The creatures were enormous, almost twice the size of a man. They had huge barrel shaped torsos, high ridged shoulders and a solid base on which they seemed to slide like hovercraft. The massive arms ended in giant clamps. The most terrifying of all were the heads, blank, many faceted and rising to a point in a shape like that of a giant crystal.
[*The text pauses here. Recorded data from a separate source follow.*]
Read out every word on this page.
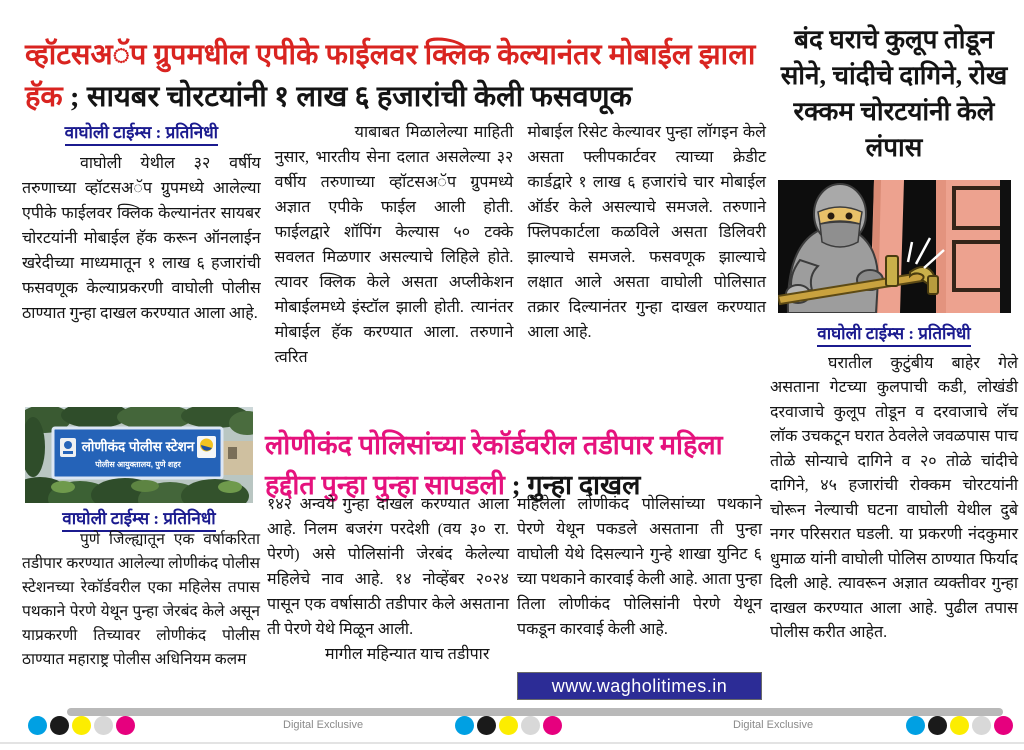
व्हॉटसअॅप ग्रुपमधील एपीके फाईलवर क्लिक केल्यानंतर मोबाईल झाला हॅक ; सायबर चोरटयांनी १ लाख ६ हजारांची केली फसवणूक
वाघोली टाईम्स : प्रतिनिधी

वाघोली येथील ३२ वर्षीय तरुणाच्या व्हॉटसअॅप ग्रुपमध्ये आलेल्या एपीके फाईलवर क्लिक केल्यानंतर सायबर चोरटयांनी मोबाईल हॅक करून ऑनलाईन खरेदीच्या माध्यमातून १ लाख ६ हजारांची फसवणूक केल्याप्रकरणी वाघोली पोलीस ठाण्यात गुन्हा दाखल करण्यात आला आहे.

याबाबत मिळालेल्या माहिती नुसार, भारतीय सेना दलात असलेल्या ३२ वर्षीय तरुणाच्या व्हॉटसअॅप ग्रुपमध्ये अज्ञात एपीके फाईल आली होती. फाईलद्वारे शॉपिंग केल्यास ५० टक्के सवलत मिळणार असल्याचे लिहिले होते. त्यावर क्लिक केले असता अप्लीकेशन मोबाईलमध्ये इंस्टॉल झाली होती. त्यानंतर मोबाईल हॅक करण्यात आला. तरुणाने त्वरित

मोबाईल रिसेट केल्यावर पुन्हा लॉगइन केले असता फ्लीपकार्टवर त्याच्या क्रेडीट कार्डद्वारे १ लाख ६ हजारांचे चार मोबाईल ऑर्डर केले असल्याचे समजले. तरुणाने फ्लिपकार्टला कळविले असता डिलिवरी झाल्याचे समजले. फसवणूक झाल्याचे लक्षात आले असता वाघोली पोलिसात तक्रार दिल्यानंतर गुन्हा दाखल करण्यात आला आहे.

लोणीकंद पोलीस स्टेशन
पोलीस आयुक्तालय, पुणे शहर
वाघोली टाईम्स : प्रतिनिधी

पुणे जिल्ह्यातून एक वर्षाकरिता तडीपार करण्यात आलेल्या लोणीकंद पोलीस स्टेशनच्या रेकॉर्डवरील एका महिलेस तपास पथकाने पेरणे येथून पुन्हा जेरबंद केले असून याप्रकरणी तिच्यावर लोणीकंद पोलीस ठाण्यात महाराष्ट्र पोलीस अधिनियम कलम

लोणीकंद पोलिसांच्या रेकॉर्डवरील तडीपार महिला हद्दीत पुन्हा पुन्हा सापडली ; गुन्हा दाखल

१४२ अन्वये गुन्हा दाखल करण्यात आला आहे. निलम बजरंग परदेशी (वय ३० रा. पेरणे) असे पोलिसांनी जेरबंद केलेल्या महिलेचे नाव आहे. १४ नोव्हेंबर २०२४ पासून एक वर्षासाठी तडीपार केले असताना ती पेरणे येथे मिळून आली.

मागील महिन्यात याच तडीपार

महिलेला लोणीकंद पोलिसांच्या पथकाने पेरणे येथून पकडले असताना ती पुन्हा वाघोली येथे दिसल्याने गुन्हे शाखा युनिट ६ च्या पथकाने कारवाई केली आहे. आता पुन्हा तिला लोणीकंद पोलिसांनी पेरणे येथून पकडून कारवाई केली आहे.

www.wagholitimes.in
बंद घराचे कुलूप तोडून सोने, चांदीचे दागिने, रोख रक्कम चोरटयांनी केले लंपास
वाघोली टाईम्स : प्रतिनिधी

घरातील कुटुंबीय बाहेर गेले असताना गेटच्या कुलपाची कडी, लोखंडी दरवाजाचे कुलूप तोडून व दरवाजाचे लॅच लॉक उचकटून घरात ठेवलेले जवळपास पाच तोळे सोन्याचे दागिने व २० तोळे चांदीचे दागिने, ४५ हजारांची रोक्कम चोरटयांनी चोरून नेल्याची घटना वाघोली येथील दुबे नगर परिसरात घडली. या प्रकरणी नंदकुमार धुमाळ यांनी वाघोली पोलिस ठाण्यात फिर्याद दिली आहे. त्यावरून अज्ञात व्यक्तीवर गुन्हा दाखल करण्यात आला आहे. पुढील तपास पोलीस करीत आहेत.

Digital Exclusive	Digital Exclusive
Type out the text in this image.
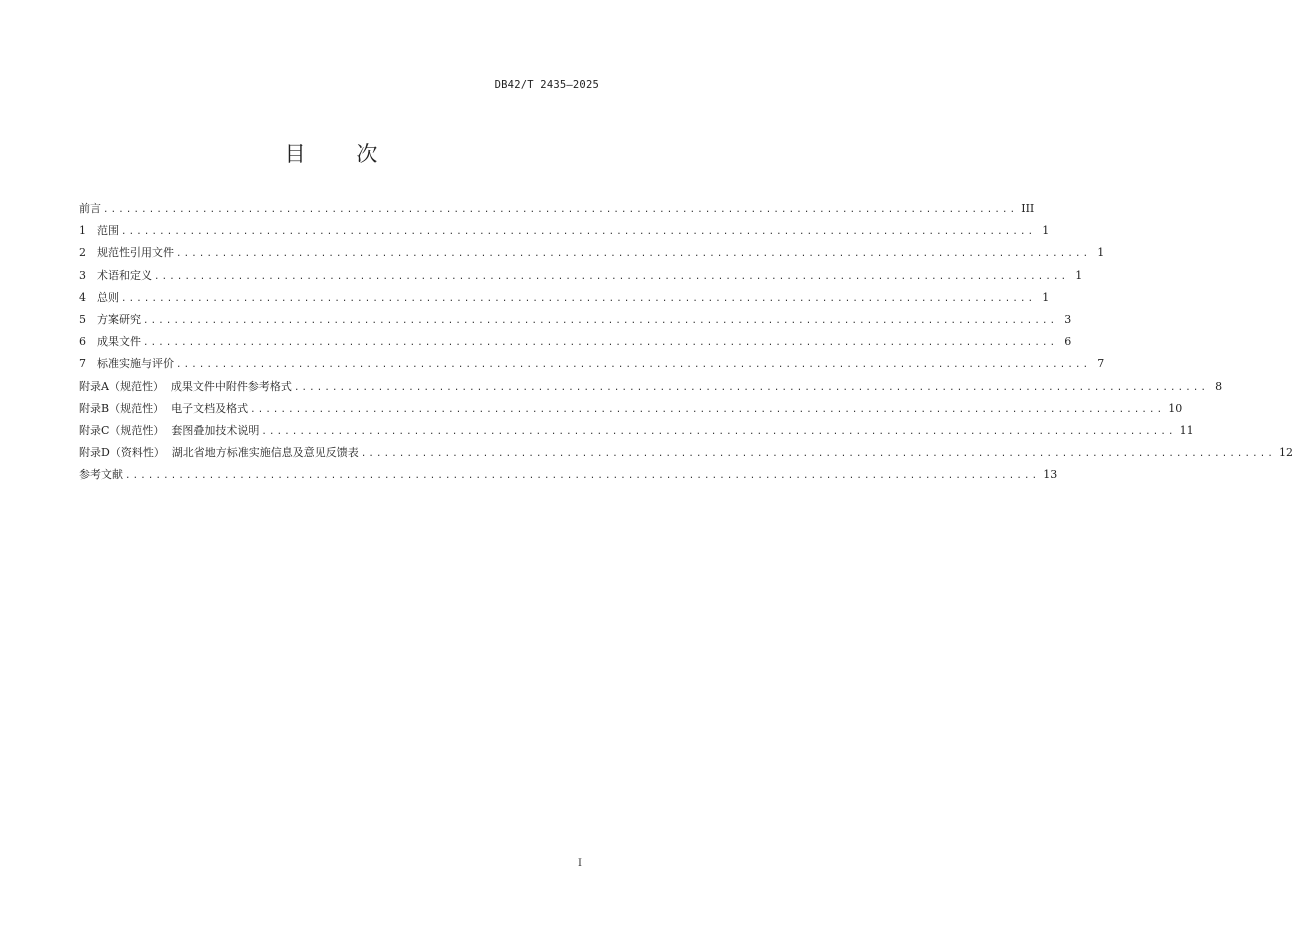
DB42/T 2435—2025
目 次
前言 ........................................................................................................................ III
1	范围 ........................................................................................................................ 1
2	规范性引用文件 ........................................................................................................................ 1
3	术语和定义 ........................................................................................................................ 1
4	总则 ........................................................................................................................ 1
5	方案研究 ........................................................................................................................ 3
6	成果文件 ........................................................................................................................ 6
7	标准实施与评价 ........................................................................................................................ 7
附录A（规范性）  成果文件中附件参考格式 ........................................................................................................................ 8
附录B（规范性）  电子文档及格式 ........................................................................................................................ 10
附录C（规范性）  套图叠加技术说明 ........................................................................................................................ 11
附录D（资料性）  湖北省地方标准实施信息及意见反馈表 ........................................................................................................................ 12
参考文献 ........................................................................................................................ 13
I
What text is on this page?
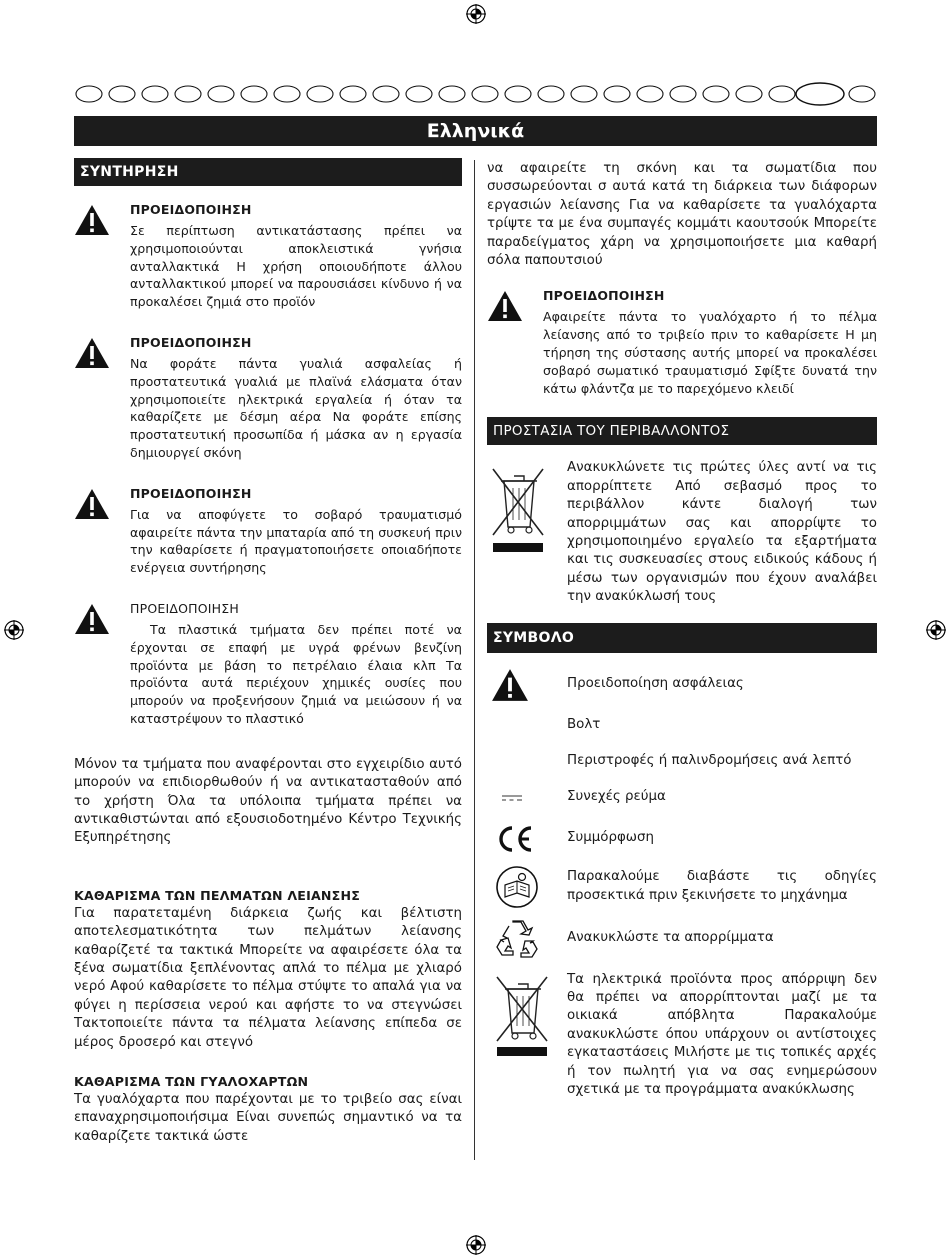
Ελληνικά
ΣΥΝΤΗΡΗΣΗ
ΠΡΟΕΙΔΟΠΟΙΗΣΗ

Σε περίπτωση αντικατάστασης πρέπει να χρησιμοποιούνται αποκλειστικά γνήσια ανταλλακτικά Η χρήση οποιουδήποτε άλλου ανταλλακτικού μπορεί να παρουσιάσει κίνδυνο ή να προκαλέσει ζημιά στο προϊόν

ΠΡΟΕΙΔΟΠΟΙΗΣΗ

Να φοράτε πάντα γυαλιά ασφαλείας ή προστατευτικά γυαλιά με πλαϊνά ελάσματα όταν χρησιμοποιείτε ηλεκτρικά εργαλεία ή όταν τα καθαρίζετε με δέσμη αέρα Να φοράτε επίσης προστατευτική προσωπίδα ή μάσκα αν η εργασία δημιουργεί σκόνη

ΠΡΟΕΙΔΟΠΟΙΗΣΗ

Για να αποφύγετε το σοβαρό τραυματισμό αφαιρείτε πάντα την μπαταρία από τη συσκευή πριν την καθαρίσετε ή πραγματοποιήσετε οποιαδήποτε ενέργεια συντήρησης

ΠΡΟΕΙΔΟΠΟΙΗΣΗ

Τα πλαστικά τμήματα δεν πρέπει ποτέ να έρχονται σε επαφή με υγρά φρένων βενζίνη προϊόντα με βάση το πετρέλαιο έλαια κλπ Τα προϊόντα αυτά περιέχουν χημικές ουσίες που μπορούν να προξενήσουν ζημιά να μειώσουν ή να καταστρέψουν το πλαστικό

Μόνον τα τμήματα που αναφέρονται στο εγχειρίδιο αυτό μπορούν να επιδιορθωθούν ή να αντικατασταθούν από το χρήστη Όλα τα υπόλοιπα τμήματα πρέπει να αντικαθιστώνται από εξουσιοδοτημένο Κέντρο Τεχνικής Εξυπηρέτησης

ΚΑΘΑΡΙΣΜΑ ΤΩΝ ΠΕΛΜΑΤΩΝ ΛΕΙΑΝΣΗΣ

Για παρατεταμένη διάρκεια ζωής και βέλτιστη αποτελεσματικότητα των πελμάτων λείανσης καθαρίζετέ τα τακτικά Μπορείτε να αφαιρέσετε όλα τα ξένα σωματίδια ξεπλένοντας απλά το πέλμα με χλιαρό νερό Αφού καθαρίσετε το πέλμα στύψτε το απαλά για να φύγει η περίσσεια νερού και αφήστε το να στεγνώσει Τακτοποιείτε πάντα τα πέλματα λείανσης επίπεδα σε μέρος δροσερό και στεγνό

ΚΑΘΑΡΙΣΜΑ ΤΩΝ ΓΥΑΛΟΧΑΡΤΩΝ

Τα γυαλόχαρτα που παρέχονται με το τριβείο σας είναι επαναχρησιμοποιήσιμα Είναι συνεπώς σημαντικό να τα καθαρίζετε τακτικά ώστε

να αφαιρείτε τη σκόνη και τα σωματίδια που συσσωρεύονται σ αυτά κατά τη διάρκεια των διάφορων εργασιών λείανσης Για να καθαρίσετε τα γυαλόχαρτα τρίψτε τα με ένα συμπαγές κομμάτι καουτσούκ Μπορείτε παραδείγματος χάρη να χρησιμοποιήσετε μια καθαρή σόλα παπουτσιού

ΠΡΟΕΙΔΟΠΟΙΗΣΗ

Αφαιρείτε πάντα το γυαλόχαρτο ή το πέλμα λείανσης από το τριβείο πριν το καθαρίσετε Η μη τήρηση της σύστασης αυτής μπορεί να προκαλέσει σοβαρό σωματικό τραυματισμό Σφίξτε δυνατά την κάτω φλάντζα με το παρεχόμενο κλειδί

ΠΡΟΣΤΑΣΙΑ ΤΟΥ ΠΕΡΙΒΑΛΛΟΝΤΟΣ

Ανακυκλώνετε τις πρώτες ύλες αντί να τις απορρίπτετε Από σεβασμό προς το περιβάλλον κάντε διαλογή των απορριμμάτων σας και απορρίψτε το χρησιμοποιημένο εργαλείο τα εξαρτήματα και τις συσκευασίες στους ειδικούς κάδους ή μέσω των οργανισμών που έχουν αναλάβει την ανακύκλωσή τους

ΣΥΜΒΟΛΟ
Προειδοποίηση ασφάλειας
Βολτ
Περιστροφές ή παλινδρομήσεις ανά λεπτό
Συνεχές ρεύμα
Συμμόρφωση
Παρακαλούμε διαβάστε τις οδηγίες προσεκτικά πριν ξεκινήσετε το μηχάνημα
Ανακυκλώστε τα απορρίμματα
Τα ηλεκτρικά προϊόντα προς απόρριψη δεν θα πρέπει να απορρίπτονται μαζί με τα οικιακά απόβλητα Παρακαλούμε ανακυκλώστε όπου υπάρχουν οι αντίστοιχες εγκαταστάσεις Μιλήστε με τις τοπικές αρχές ή τον πωλητή για να σας ενημερώσουν σχετικά με τα προγράμματα ανακύκλωσης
I’m not sure anyone ever felt that the Krotons were ‘terrifying’, but it’s lovely that Terrance tries to convince us. Dicks labels the aliens ‘Commander’ and ‘Kroton two’. When Beta orders Vana to escape to the hills, she reminds Beta that she’s ‘a scientist too’, though it’s still the threat of her fainting that persuades Vana to let her stay. When Eelek confronts a Kroton in the Learning Hall, he has to fight back ‘an impulse to fall down and worship’.
Cover: Andrew Skilleter paints a gleaming Kroton against a simple honeycomb-patterned background. The 1991 edition uses Alister Pearson’s VHS cover art, showing Jamie, Zoe and the Doctor behind a Kroton wielding its cumbersome gun.
Final Analysis: Apparently, Vana’s ‘outstanding beauty made it hard to believe that she was among the most gifted of her generation of students’. Really, Terrance? Or is this a sly dig at actress Madeleine Mills? This is an adaptation of Robert Holmes’ first script for the series and it was a bit of a rush after other scripts fell through. It lacks much of Holmes’ wit and it’s a bit of a generic SF trope really, but many fans have a lot of fondness for it as it was the first chance they got to see a Second Doctor story, thanks to the Five Faces of Doctor Who repeats. It’s worth remembering all this, as Terrance Dicks does his usual workmanlike job of pulling everything together, but he doesn’t take the opportunity to give us anything more.